Block Reward Considerations

Although it is out of the scope of this proposal, the authors strongly recommend the consideration of a change in the block reward schedule currently implemented in Bitcoin. There is no clear way to incentivize miners with transaction fees only, as has been successfully shown in On the Instability of Bitcoin Without the Block Reward and other publications, therefore looking a decade or two ahead it will be important to implement a fixed block reward or to slow the decay of the block reward to maintain the security of the network. Given that oPoW miners have low operating costs, once a large number of machines are running the reward level sufficient to keep them in operation and providing robust security can potentially be significantly smaller than in the case of the current SHA256 ASICs securing Bitcoin.

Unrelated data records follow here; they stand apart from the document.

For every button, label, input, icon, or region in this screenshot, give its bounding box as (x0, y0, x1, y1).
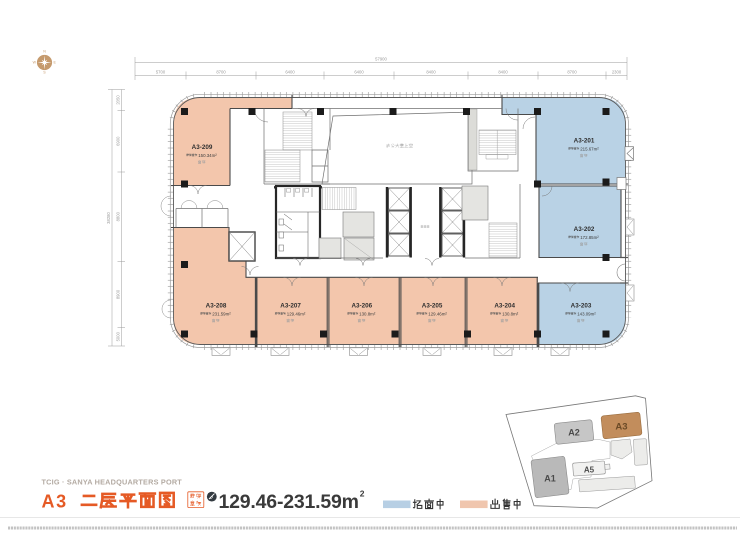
svg-text:A2: A2 (568, 428, 580, 438)
svg-text:A5: A5 (584, 466, 595, 475)
svg-text:S: S (43, 71, 46, 75)
svg-text:38280: 38280 (106, 212, 111, 224)
svg-text:A3-201: A3-201 (574, 137, 595, 144)
svg-text:A3-208: A3-208 (206, 302, 227, 309)
svg-text:W: W (33, 61, 37, 65)
svg-text:A3-207: A3-207 (280, 302, 301, 309)
svg-text:8700: 8700 (216, 70, 226, 75)
svg-text:8400: 8400 (498, 70, 508, 75)
svg-text:129.46m²: 129.46m² (287, 312, 306, 317)
svg-text:E: E (53, 61, 56, 65)
svg-text:231.59m²: 231.59m² (212, 312, 231, 317)
svg-text:TCIG · SANYA HEADQUARTERS PORT: TCIG · SANYA HEADQUARTERS PORT (42, 478, 183, 487)
svg-text:A3-203: A3-203 (571, 302, 592, 309)
svg-text:2300: 2300 (612, 70, 622, 75)
svg-text:150.34m²: 150.34m² (198, 153, 217, 158)
svg-text:A3: A3 (42, 492, 68, 512)
svg-text:A3-206: A3-206 (351, 302, 372, 309)
svg-text:8400: 8400 (426, 70, 436, 75)
svg-text:A3-205: A3-205 (422, 302, 443, 309)
svg-text:A3-202: A3-202 (574, 226, 595, 233)
svg-text:130.8m²: 130.8m² (359, 312, 376, 317)
svg-text:A3: A3 (615, 422, 627, 433)
svg-text:8800: 8800 (116, 211, 121, 221)
svg-text:6400: 6400 (354, 70, 364, 75)
svg-text:5700: 5700 (156, 70, 166, 75)
svg-text:172.85m²: 172.85m² (580, 235, 599, 240)
svg-text:129.46m²: 129.46m² (428, 312, 447, 317)
svg-text:130.8m²: 130.8m² (502, 312, 519, 317)
svg-text:129.46-231.59m: 129.46-231.59m (219, 491, 359, 513)
svg-text:8700: 8700 (567, 70, 577, 75)
svg-text:A3-204: A3-204 (494, 302, 515, 309)
svg-text:N: N (43, 50, 46, 54)
svg-text:2050: 2050 (116, 95, 121, 105)
svg-text:215.67m²: 215.67m² (580, 147, 599, 152)
svg-text:A3-209: A3-209 (192, 144, 213, 151)
svg-text:57900: 57900 (375, 57, 387, 62)
svg-text:2: 2 (360, 489, 365, 499)
svg-text:143.09m²: 143.09m² (577, 312, 596, 317)
svg-text:5000: 5000 (116, 331, 121, 341)
svg-text:6400: 6400 (285, 70, 295, 75)
svg-text:8900: 8900 (116, 289, 121, 299)
svg-text:A1: A1 (544, 474, 556, 484)
svg-text:6900: 6900 (116, 136, 121, 146)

Implementation on the Bitcoin Network

A hard fork is not necessarily required for the Bitcoin network to test and eventually implement oPoW. It’s possible to add oPoW as a dual PoW to Bitcoin as a soft fork. Tuning the parameters to ensure that, for example, 99.9% of the security budget would be earned by miners via the SHA256 Hashcash PoW and 0.1% via oPoW would create sufficient incentive for oPoW to be stress-tested and to incentivize the manufacture of dedicated oPoW miners. If this test is successful, the parameters can be tuned continuously over time, e.g. oPoW share doubling at every halving, such that oPoW accounts for some target percentage (up to 100% in a complete SHA256 phase-out).

Reverse compatibility

Our understanding is that oPoW will not be reverse compatible.

ASICBOOST

Any new PoW algorithm carries the risk of hardware developers discovering and patenting an architecture with a significant speedup, as happened in the case of ASICBOOST for SHA256. HeavyHash is comprised of an SHA hash and 4-bit linear matrix-vector operations. The intent is for the matrix-vector multiplications to account for the majority of the work involved in computing a single HeavyHash operation. As we show in the Minimum Effective Hardness section of Towards Optical Proof of Work[1], there is no workaround to performing the matrix operations when computing HeavyHash, and since the SHA hashes are negligible, a true ASICBOOST-type speed up would require a speed up in linear matrix processing. Since matrix-vector multiplication is at the heart of neural networks and many other common computational workloads, it has been optimized very heavily and is generally very well understood. The acceleration of matrix-vector multiplication hardware (e.g. photonic coprocessors, memristors, etc.) is a very general problem and there are dozens of companies working on it, making it very unlikely for a single party to corner the market.

Endnotes

With significant progress in optical and analog matrix-vector-multiplication chipsets over the last year, we hope to demonstrate commercial low-energy mining on our network in the next 6 months. The current generation of optical matrix processors under development is expected to have 10x better energy consumption per MAC operation than digital implementations, and we expect this to improve by another order of magnitude in future generations.

PoWx will also be publishing the designs of the current optical miner prototypes in the near term under an open-source hardware license.

Acknowledgments

We thank all the members of the Bitcoin community who have already given us feedback over the last several years as well as others in the optical computing community and beyond that have given their input.